When prosecutor Sondra Person (Sharon Conley) questions Faulkes about his motive for pressing Daniel to confess again, and his anger at Daniel’s refusal, she asks if he thinks his course of action is “perilous.” Faulkes replies, “Life itself is always perilous, that’s what gives it its spice” — a non-answer answer, attuned to a series that’s built around a convicted rapist and murderer but that resisted the urge to flat-out tell us if he committed the crimes. Faulkes also says during this conversation that Daniel confessed again to the murder, if not the rape, but that’s not accurate. I believe what Daniel said during the debrief was that he confessed to the murder under great pressure from authorities, not that he killed Hanna. (To quote my favorite line from Simon and Garfunkel’s “The Boxer,” “a man hears what he wants to hear and disregards the rest.”)

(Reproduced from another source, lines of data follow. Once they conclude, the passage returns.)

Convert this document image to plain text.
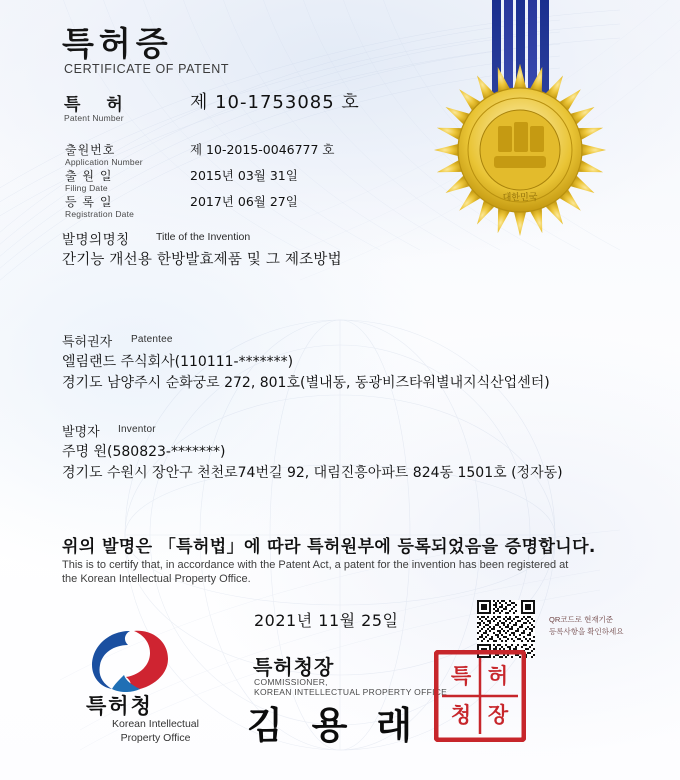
대한민국
특허증
CERTIFICATE OF PATENT
특 허
Patent Number
제 10-1753085 호
출원번호
Application Number
제 10-2015-0046777 호
출 원 일
Filing Date
2015년 03월 31일
등 록 일
Registration Date
2017년 06월 27일
발명의명칭	Title of the Invention
간기능 개선용 한방발효제품 및 그 제조방법
특허권자 Patentee
엘림랜드 주식회사(110111-*******)
경기도 남양주시 순화궁로 272, 801호(별내동, 동광비즈타워별내지식산업센터)
발명자 Inventor
주명 원(580823-*******)
경기도 수원시 장안구 천천로74번길 92, 대림진흥아파트 824동 1501호 (정자동)
위의 발명은 「특허법」에 따라 특허원부에 등록되었음을 증명합니다.
This is to certify that, in accordance with the Patent Act, a patent for the invention has been registered at
the Korean Intellectual Property Office.
2021년 11월 25일	QR코드로 현재기준
등록사항을 확인하세요
특허청장
COMMISSIONER,
KOREAN INTELLECTUAL PROPERTY OFFICE
김 용 래
특 허
청 장
특허청
Korean Intellectual
Property Office
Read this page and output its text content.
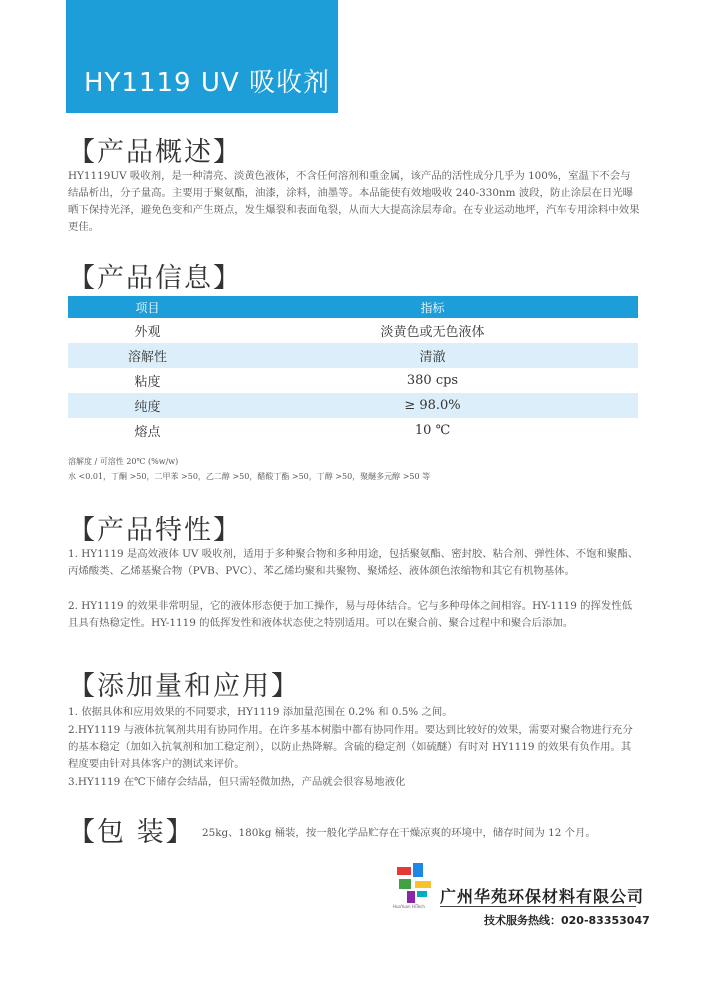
HY1119 UV 吸收剂
【产品概述】
HY1119UV 吸收剂，是一种清亮、淡黄色液体，不含任何溶剂和重金属，该产品的活性成分几乎为 100%，室温下不会与结晶析出，分子量高。主要用于聚氨酯，油漆，涂料，油墨等。本品能使有效地吸收 240-330nm 波段，防止涂层在日光曝晒下保持光泽，避免色变和产生斑点，发生爆裂和表面龟裂，从而大大提高涂层寿命。在专业运动地坪，汽车专用涂料中效果更佳。
【产品信息】
项目	指标
外观	淡黄色或无色液体
溶解性	清澈
粘度	380 cps
纯度	≥ 98.0%
熔点	10 ℃
溶解度 / 可溶性 20℃ (%w/w)
水 <0.01，丁酮 >50，二甲苯 >50，乙二醇 >50，醋酸丁酯 >50，丁醇 >50，聚醚多元醇 >50 等
【产品特性】
1. HY1119 是高效液体 UV 吸收剂，适用于多种聚合物和多种用途，包括聚氨酯、密封胶、粘合剂、弹性体、不饱和聚酯、丙烯酸类、乙烯基聚合物（PVB、PVC）、苯乙烯均聚和共聚物、聚烯烃、液体颜色浓缩物和其它有机物基体。
2. HY1119 的效果非常明显，它的液体形态便于加工操作，易与母体结合。它与多种母体之间相容。HY-1119 的挥发性低且具有热稳定性。HY-1119 的低挥发性和液体状态使之特别适用。可以在聚合前、聚合过程中和聚合后添加。
【添加量和应用】
1. 依据具体和应用效果的不同要求，HY1119 添加量范围在 0.2% 和 0.5% 之间。
2.HY1119 与液体抗氧剂共用有协同作用。在许多基本树脂中都有协同作用。要达到比较好的效果，需要对聚合物进行充分的基本稳定（加如入抗氧剂和加工稳定剂），以防止热降解。含硫的稳定剂（如硫醚）有时对 HY1119 的效果有负作用。其程度要由针对具体客户的测试来评价。
3.HY1119 在℃下储存会结晶，但只需轻微加热，产品就会很容易地液化
【包 装】 25kg、180kg 桶装，按一般化学品贮存在干燥凉爽的环境中，储存时间为 12 个月。
HuaYuan HiTech
广州华苑环保材料有限公司
技术服务热线：020-83353047
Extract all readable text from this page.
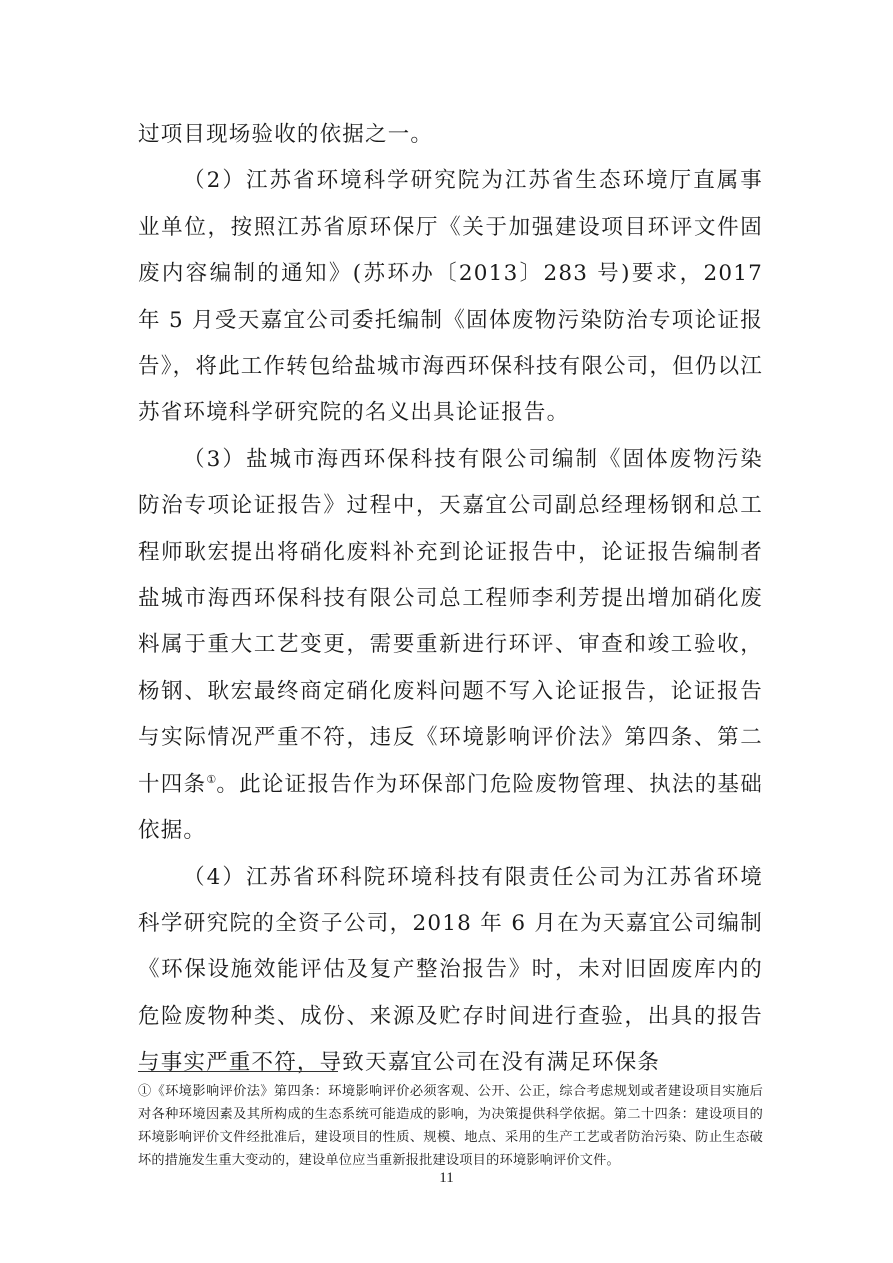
过项目现场验收的依据之一。

（2）江苏省环境科学研究院为江苏省生态环境厅直属事业单位，按照江苏省原环保厅《关于加强建设项目环评文件固废内容编制的通知》(苏环办〔2013〕283 号)要求，2017 年 5 月受天嘉宜公司委托编制《固体废物污染防治专项论证报告》，将此工作转包给盐城市海西环保科技有限公司，但仍以江苏省环境科学研究院的名义出具论证报告。

（3）盐城市海西环保科技有限公司编制《固体废物污染防治专项论证报告》过程中，天嘉宜公司副总经理杨钢和总工程师耿宏提出将硝化废料补充到论证报告中，论证报告编制者盐城市海西环保科技有限公司总工程师李利芳提出增加硝化废料属于重大工艺变更，需要重新进行环评、审查和竣工验收，杨钢、耿宏最终商定硝化废料问题不写入论证报告，论证报告与实际情况严重不符，违反《环境影响评价法》第四条、第二十四条①。此论证报告作为环保部门危险废物管理、执法的基础依据。

（4）江苏省环科院环境科技有限责任公司为江苏省环境科学研究院的全资子公司，2018 年 6 月在为天嘉宜公司编制《环保设施效能评估及复产整治报告》时，未对旧固废库内的危险废物种类、成份、来源及贮存时间进行查验，出具的报告与事实严重不符，导致天嘉宜公司在没有满足环保条

①《环境影响评价法》第四条：环境影响评价必须客观、公开、公正，综合考虑规划或者建设项目实施后对各种环境因素及其所构成的生态系统可能造成的影响，为决策提供科学依据。第二十四条：建设项目的环境影响评价文件经批准后，建设项目的性质、规模、地点、采用的生产工艺或者防治污染、防止生态破坏的措施发生重大变动的，建设单位应当重新报批建设项目的环境影响评价文件。
11
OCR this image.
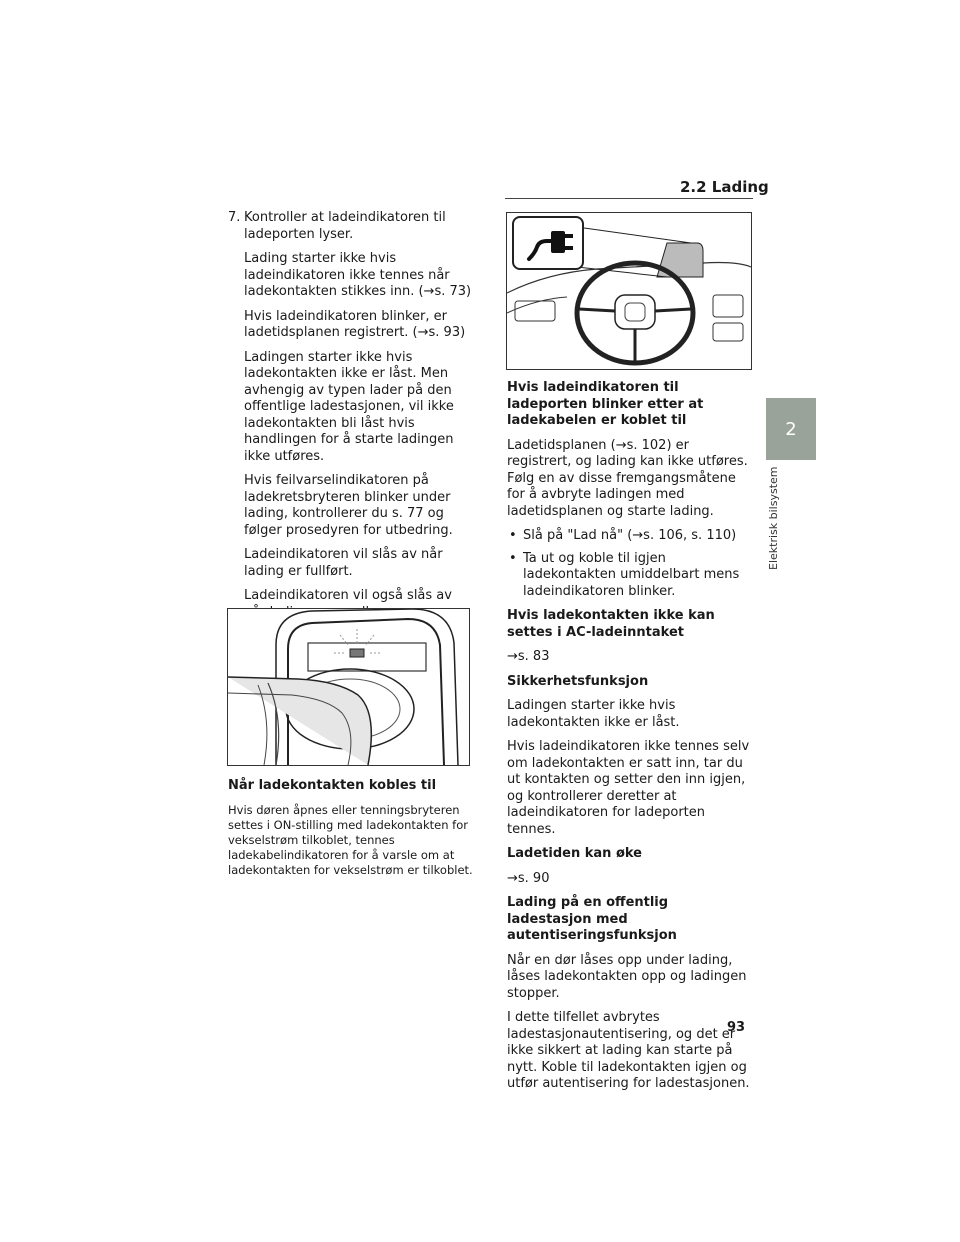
2.2 Lading
2
Elektrisk bilsystem
7. Kontroller at ladeindikatoren til ladeporten lyser.

Lading starter ikke hvis ladeindikatoren ikke tennes når ladekontakten stikkes inn. (→s. 73)

Hvis ladeindikatoren blinker, er ladetidsplanen registrert. (→s. 93)

Ladingen starter ikke hvis ladekontakten ikke er låst. Men avhengig av typen lader på den offentlige ladestasjonen, vil ikke ladekontakten bli låst hvis handlingen for å starte ladingen ikke utføres.

Hvis feilvarselindikatoren på ladekretsbryteren blinker under lading, kontrollerer du s. 77 og følger prosedyren for utbedring.

Ladeindikatoren vil slås av når lading er fullført.

Ladeindikatoren vil også slås av

Når ladekontakten kobles til

Hvis døren åpnes eller tenningsbryteren settes i ON-stilling med ladekontakten for vekselstrøm tilkoblet, tennes ladekabelindikatoren for å varsle om at ladekontakten for vekselstrøm er tilkoblet.

Hvis ladeindikatoren til ladeporten blinker etter at ladekabelen er koblet til

Ladetidsplanen (→s. 102) er registrert, og lading kan ikke utføres. Følg en av disse fremgangsmåtene for å avbryte ladingen med ladetidsplanen og starte lading.

• Slå på "Lad nå" (→s. 106, s. 110)
• Ta ut og koble til igjen ladekontakten umiddelbart mens ladeindikatoren blinker.
Hvis ladekontakten ikke kan settes i AC-ladeinntaket

→s. 83

Sikkerhetsfunksjon

Ladingen starter ikke hvis ladekontakten ikke er låst.

Hvis ladeindikatoren ikke tennes selv om ladekontakten er satt inn, tar du ut kontakten og setter den inn igjen, og kontrollerer deretter at ladeindikatoren for ladeporten tennes.

Ladetiden kan øke

→s. 90

Lading på en offentlig ladestasjon med autentiseringsfunksjon

Når en dør låses opp under lading, låses ladekontakten opp og ladingen stopper.

I dette tilfellet avbrytes ladestasjonautentisering, og det er ikke sikkert at lading kan starte på nytt. Koble til ladekontakten igjen og utfør autentisering for ladestasjonen.

93
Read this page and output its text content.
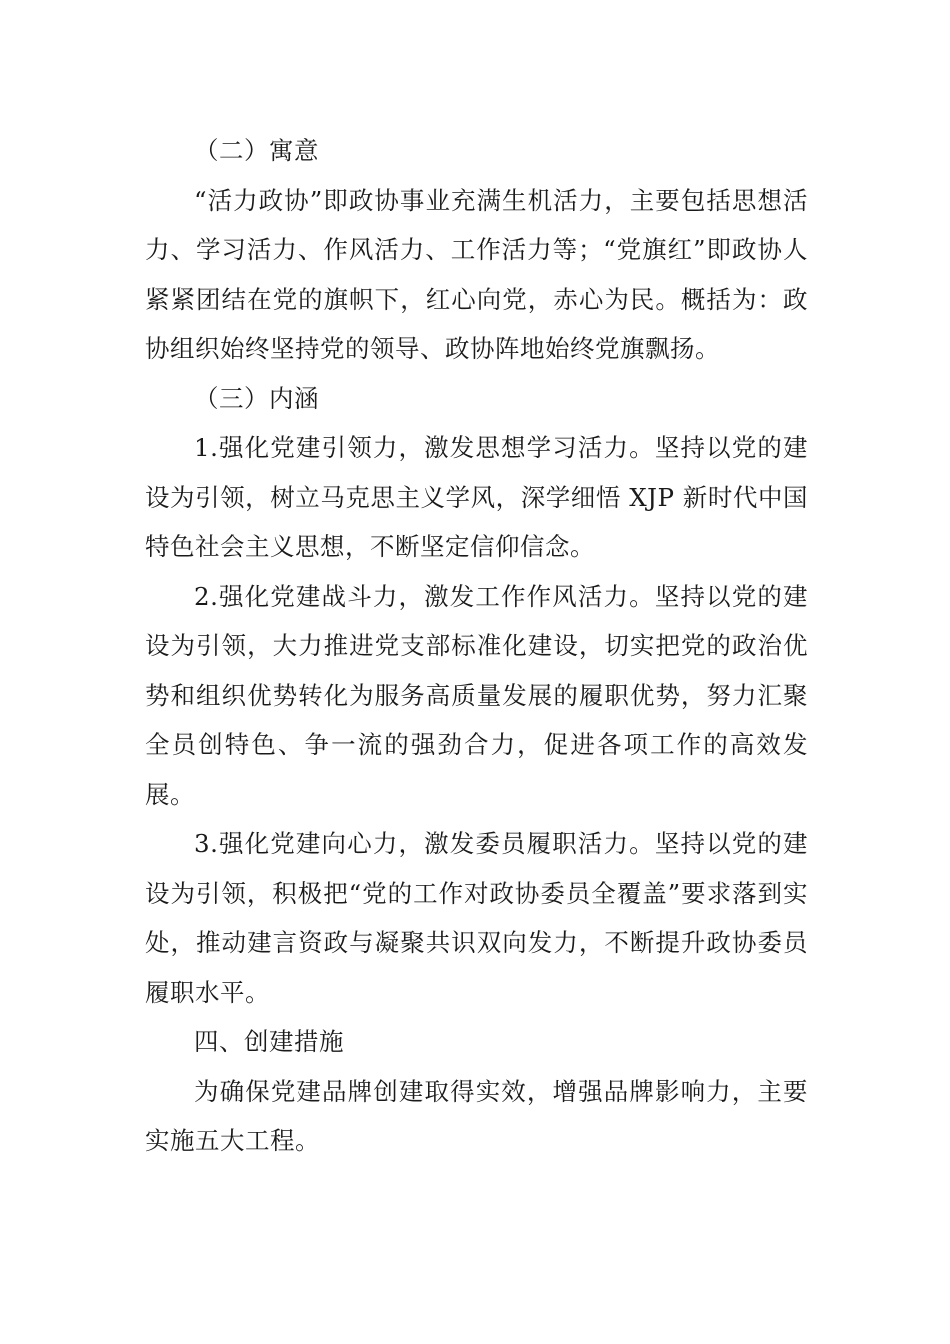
（二）寓意

“活力政协”即政协事业充满生机活力，主要包括思想活力、学习活力、作风活力、工作活力等；“党旗红”即政协人紧紧团结在党的旗帜下，红心向党，赤心为民。概括为：政协组织始终坚持党的领导、政协阵地始终党旗飘扬。

（三）内涵

1.强化党建引领力，激发思想学习活力。坚持以党的建设为引领，树立马克思主义学风，深学细悟 XJP 新时代中国特色社会主义思想，不断坚定信仰信念。

2.强化党建战斗力，激发工作作风活力。坚持以党的建设为引领，大力推进党支部标准化建设，切实把党的政治优势和组织优势转化为服务高质量发展的履职优势，努力汇聚全员创特色、争一流的强劲合力，促进各项工作的高效发展。

3.强化党建向心力，激发委员履职活力。坚持以党的建设为引领，积极把“党的工作对政协委员全覆盖”要求落到实处，推动建言资政与凝聚共识双向发力，不断提升政协委员履职水平。

四、创建措施

为确保党建品牌创建取得实效，增强品牌影响力，主要实施五大工程。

When Amantha meets Daniel’s lawyer and her sometime boyfriend Jon Stern (Luke Kirby), who’s about to move away, he asks her if she slept with him to get her to represent Daniel, and she counters by asking if he represented Daniel because he wanted to sleep with her, then concludes, “It certainly wasn’t premeditated, maybe it was.” Then she asks, referring to Daniel’s statements during the debrief, “Does he say he did it? The deed? Does he say it, Jon?” “I think sometimes he believes he did and sometimes he doesn’t,” Jon says. “I don’t think he knows.” “I’m beginning to wonder,” she says.